Cuando el nuevo vendaje estuvo colocado de la mejor manera posible, el bardo volvió a vestirla y por fin se sentó a descansar en el suelo, junto a ella. La niña no había bajado el arco ni un momento. El de atrás se adelantó y entonces pudo ver que no era más que un muchachito de unos ocho o nueve años, tan flaco, lindo y sucio como su hermana, con el mismo cabello y los mismos ojos, pero menos firmes, más ingenuos. La corta espada del tracio parecía enorme e insegura en una de sus manos.
No tenía ninguna otra arma, así que lo primero con lo que le consiguió mantenerle inmóvil debió ser apenas un palo, y Orfeo lo admiró con ternura. En la otra mano llevaba el pote de barro con miel y los atados de nueces, uvas pasas y castañas que había encontrado en la mochila. Se arrodilló ante su madre, metió un dedo en la miel y se lo pasó amorosamente por los labios contraídos de dolor.

             Ella aceptó la miel, luego unos frutos secos. El niño se los iba a ofrecer ahora a su hermana, pero mudó de opinión y se los brindó primero a Orfeo. Éste tomó un puñado, pero, en lugar de llevarlos a la boca se los ofreció él mismo a la niña, con las manos extendidas y una sonrisa. Su cabeza estaba imaginando todo lo que aquella pobre familia debía haber pasado y lo traumados que debían de estar desde que la mujer recibió el lanzazo, seguramente en el ataque a alguna de las aldeas incendiadas, hasta que lograron subirla entre los dos hasta media montaña.
             La niña no aceptó la comida ni bajó la guardia. Hizo un gesto a su hermano y éste vino junto a ella y le puso algunos frutos secos en la boca.

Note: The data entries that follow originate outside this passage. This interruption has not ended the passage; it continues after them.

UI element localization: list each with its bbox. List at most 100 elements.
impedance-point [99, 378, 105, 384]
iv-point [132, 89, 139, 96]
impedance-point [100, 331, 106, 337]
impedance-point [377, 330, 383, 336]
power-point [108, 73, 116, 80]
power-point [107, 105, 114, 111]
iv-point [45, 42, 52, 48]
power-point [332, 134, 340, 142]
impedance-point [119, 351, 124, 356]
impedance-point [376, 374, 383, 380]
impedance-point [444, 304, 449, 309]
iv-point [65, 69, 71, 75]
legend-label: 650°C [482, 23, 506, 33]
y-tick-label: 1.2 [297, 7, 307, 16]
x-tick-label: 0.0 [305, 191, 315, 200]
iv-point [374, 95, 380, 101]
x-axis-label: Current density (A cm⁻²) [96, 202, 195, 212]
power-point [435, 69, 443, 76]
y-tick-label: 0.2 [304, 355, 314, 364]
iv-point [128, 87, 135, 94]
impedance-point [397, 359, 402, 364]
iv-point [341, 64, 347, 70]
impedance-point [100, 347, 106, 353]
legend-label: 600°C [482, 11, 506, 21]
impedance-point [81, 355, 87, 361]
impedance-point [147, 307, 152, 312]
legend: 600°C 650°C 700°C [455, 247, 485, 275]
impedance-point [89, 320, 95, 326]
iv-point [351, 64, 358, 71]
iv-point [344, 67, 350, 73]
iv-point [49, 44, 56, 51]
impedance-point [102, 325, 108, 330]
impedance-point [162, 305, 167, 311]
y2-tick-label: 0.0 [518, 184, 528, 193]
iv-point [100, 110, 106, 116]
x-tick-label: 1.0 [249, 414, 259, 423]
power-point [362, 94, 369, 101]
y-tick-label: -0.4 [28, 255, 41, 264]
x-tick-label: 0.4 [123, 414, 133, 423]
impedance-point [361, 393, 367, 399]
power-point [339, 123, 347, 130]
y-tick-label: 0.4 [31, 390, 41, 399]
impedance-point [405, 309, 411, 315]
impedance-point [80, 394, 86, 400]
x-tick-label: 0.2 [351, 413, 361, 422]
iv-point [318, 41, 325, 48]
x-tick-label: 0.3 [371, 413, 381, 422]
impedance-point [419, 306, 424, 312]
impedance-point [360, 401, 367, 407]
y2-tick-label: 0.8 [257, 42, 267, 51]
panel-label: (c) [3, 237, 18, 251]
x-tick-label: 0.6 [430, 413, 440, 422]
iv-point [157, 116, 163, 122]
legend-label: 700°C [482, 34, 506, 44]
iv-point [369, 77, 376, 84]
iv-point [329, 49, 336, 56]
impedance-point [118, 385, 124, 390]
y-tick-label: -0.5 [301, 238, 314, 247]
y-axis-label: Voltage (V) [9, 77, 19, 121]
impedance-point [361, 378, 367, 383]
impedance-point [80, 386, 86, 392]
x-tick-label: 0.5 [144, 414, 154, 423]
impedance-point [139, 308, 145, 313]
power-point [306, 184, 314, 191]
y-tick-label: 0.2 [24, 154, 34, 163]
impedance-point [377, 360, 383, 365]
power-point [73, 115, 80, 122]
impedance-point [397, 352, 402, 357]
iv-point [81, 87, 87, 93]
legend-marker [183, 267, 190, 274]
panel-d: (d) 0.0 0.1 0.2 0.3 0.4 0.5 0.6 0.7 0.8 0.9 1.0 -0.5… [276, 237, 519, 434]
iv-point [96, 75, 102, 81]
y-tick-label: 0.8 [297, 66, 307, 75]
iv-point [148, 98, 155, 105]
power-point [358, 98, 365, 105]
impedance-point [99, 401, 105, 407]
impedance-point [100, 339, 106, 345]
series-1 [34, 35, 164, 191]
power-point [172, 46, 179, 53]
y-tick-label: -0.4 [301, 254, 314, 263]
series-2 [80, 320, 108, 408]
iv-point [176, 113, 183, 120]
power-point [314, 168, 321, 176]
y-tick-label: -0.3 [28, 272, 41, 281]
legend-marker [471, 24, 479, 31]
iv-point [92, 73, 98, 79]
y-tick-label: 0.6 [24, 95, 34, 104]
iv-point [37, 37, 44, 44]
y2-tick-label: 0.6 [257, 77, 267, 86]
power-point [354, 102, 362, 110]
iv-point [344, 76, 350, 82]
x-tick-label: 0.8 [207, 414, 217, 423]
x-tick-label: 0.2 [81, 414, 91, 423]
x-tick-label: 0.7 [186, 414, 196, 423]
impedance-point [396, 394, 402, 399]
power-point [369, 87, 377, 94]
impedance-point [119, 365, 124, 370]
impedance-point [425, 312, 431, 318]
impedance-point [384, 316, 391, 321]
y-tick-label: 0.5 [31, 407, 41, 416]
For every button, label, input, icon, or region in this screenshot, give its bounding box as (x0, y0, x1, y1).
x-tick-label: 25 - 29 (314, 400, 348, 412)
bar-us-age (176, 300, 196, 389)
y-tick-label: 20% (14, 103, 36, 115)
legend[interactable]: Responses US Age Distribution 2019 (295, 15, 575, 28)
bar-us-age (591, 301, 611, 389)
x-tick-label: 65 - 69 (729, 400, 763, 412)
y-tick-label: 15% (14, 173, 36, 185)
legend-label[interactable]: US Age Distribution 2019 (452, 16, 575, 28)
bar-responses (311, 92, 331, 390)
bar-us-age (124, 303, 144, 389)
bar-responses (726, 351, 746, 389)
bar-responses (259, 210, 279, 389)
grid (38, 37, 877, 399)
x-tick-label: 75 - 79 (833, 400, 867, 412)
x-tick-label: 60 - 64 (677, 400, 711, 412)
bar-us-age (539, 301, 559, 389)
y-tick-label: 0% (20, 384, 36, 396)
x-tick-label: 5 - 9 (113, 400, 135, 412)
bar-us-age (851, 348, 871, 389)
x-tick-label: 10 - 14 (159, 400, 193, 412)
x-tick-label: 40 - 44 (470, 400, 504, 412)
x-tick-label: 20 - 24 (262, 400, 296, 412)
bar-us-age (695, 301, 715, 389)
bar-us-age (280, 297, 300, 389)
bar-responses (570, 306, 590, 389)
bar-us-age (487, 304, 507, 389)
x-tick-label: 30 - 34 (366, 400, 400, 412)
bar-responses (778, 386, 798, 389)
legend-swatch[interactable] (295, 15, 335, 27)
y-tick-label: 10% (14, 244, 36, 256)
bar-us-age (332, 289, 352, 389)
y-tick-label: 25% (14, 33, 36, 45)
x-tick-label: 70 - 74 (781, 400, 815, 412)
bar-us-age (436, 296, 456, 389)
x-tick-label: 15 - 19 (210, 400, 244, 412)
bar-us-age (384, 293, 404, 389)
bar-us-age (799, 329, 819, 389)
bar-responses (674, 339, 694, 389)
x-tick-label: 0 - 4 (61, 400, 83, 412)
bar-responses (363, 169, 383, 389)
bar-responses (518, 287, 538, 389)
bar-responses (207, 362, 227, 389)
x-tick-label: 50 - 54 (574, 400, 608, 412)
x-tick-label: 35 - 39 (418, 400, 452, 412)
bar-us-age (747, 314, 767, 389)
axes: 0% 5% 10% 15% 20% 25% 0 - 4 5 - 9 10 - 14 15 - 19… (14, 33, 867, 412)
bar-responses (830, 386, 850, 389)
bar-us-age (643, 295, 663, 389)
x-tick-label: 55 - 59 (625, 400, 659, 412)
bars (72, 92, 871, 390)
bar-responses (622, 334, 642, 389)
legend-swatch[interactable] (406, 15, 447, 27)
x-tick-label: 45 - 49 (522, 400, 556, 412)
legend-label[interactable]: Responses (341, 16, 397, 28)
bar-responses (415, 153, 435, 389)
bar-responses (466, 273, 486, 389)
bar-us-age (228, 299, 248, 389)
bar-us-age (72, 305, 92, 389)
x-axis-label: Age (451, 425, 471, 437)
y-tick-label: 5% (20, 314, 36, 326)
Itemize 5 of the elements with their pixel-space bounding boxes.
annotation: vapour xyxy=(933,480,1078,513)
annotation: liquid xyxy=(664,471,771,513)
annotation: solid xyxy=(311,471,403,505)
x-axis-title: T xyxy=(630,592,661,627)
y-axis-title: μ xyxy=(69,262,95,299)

Ella los fue masticando con deleite sin dejar de apuntarle. Luego recibió agua de la misma manera dificultosa. Orfeo decidió dejar a un lado su ración, tumbarse en el suelo, cruzar sus brazos detrás de la cabeza y cerrar los ojos, para que ellos pudiesen comer y beber en paz.

               El cansancio y todos los sobresaltos del día le hicieron, sin querer, quedarse dormido un rato. Cuando despertó, allí estaba, como siempre, el arco apuntándole.  La niña señalo con la flecha a su madre y a lo alto de la montaña….Luego se puso en pié repitiendo el gesto, y Orfeo entendió muy bien lo que se esperaba de él.

               Ell bardo intentó ayudar a la mujer a incorporarse para reanudar la marcha, - “Lur…” –musitó ella-“Lur…Lilinel…”, repitió, señalando lo alto de la montaña-, pero estaba tan débil que apenas pudo dar unos pasos ayudada por él. Orfeo probó entonces a llevarla a caballo sobre su espalda, haciendo antes un atado con su capa, para mantenerla sujeta a su pecho y a su cintura. De aquella manera trabajosa, y con muchas paradas a descansar, los cuatro fueron subiendo la montaña, lo que les llevó casi todo el resto del día.

                Hacia el final de la tarde, cuatro mujeres armadas con lanzas salieron del bosque y les dieron el alto, pero las bajaron enseguida al reconocer a los niños. Poco después todos ellos accedían  a lo que luego Orfeo supo que era la Tierra Sagrada de Mari, un enorme macizo sobre la cual se alzaban tres inmensas cumbres gemelas coronadas de nieve. Cruzaron el valle situado al pié de ellas, hasta llegar ante el santuario natural de Lur, guardado por Lilinel, la servidora del Santuario de  Lur o de la Señora de la Montaña Sagrada, donde se habían refugiado las mujeres y los niños supervivientes de las aldeas incendiadas.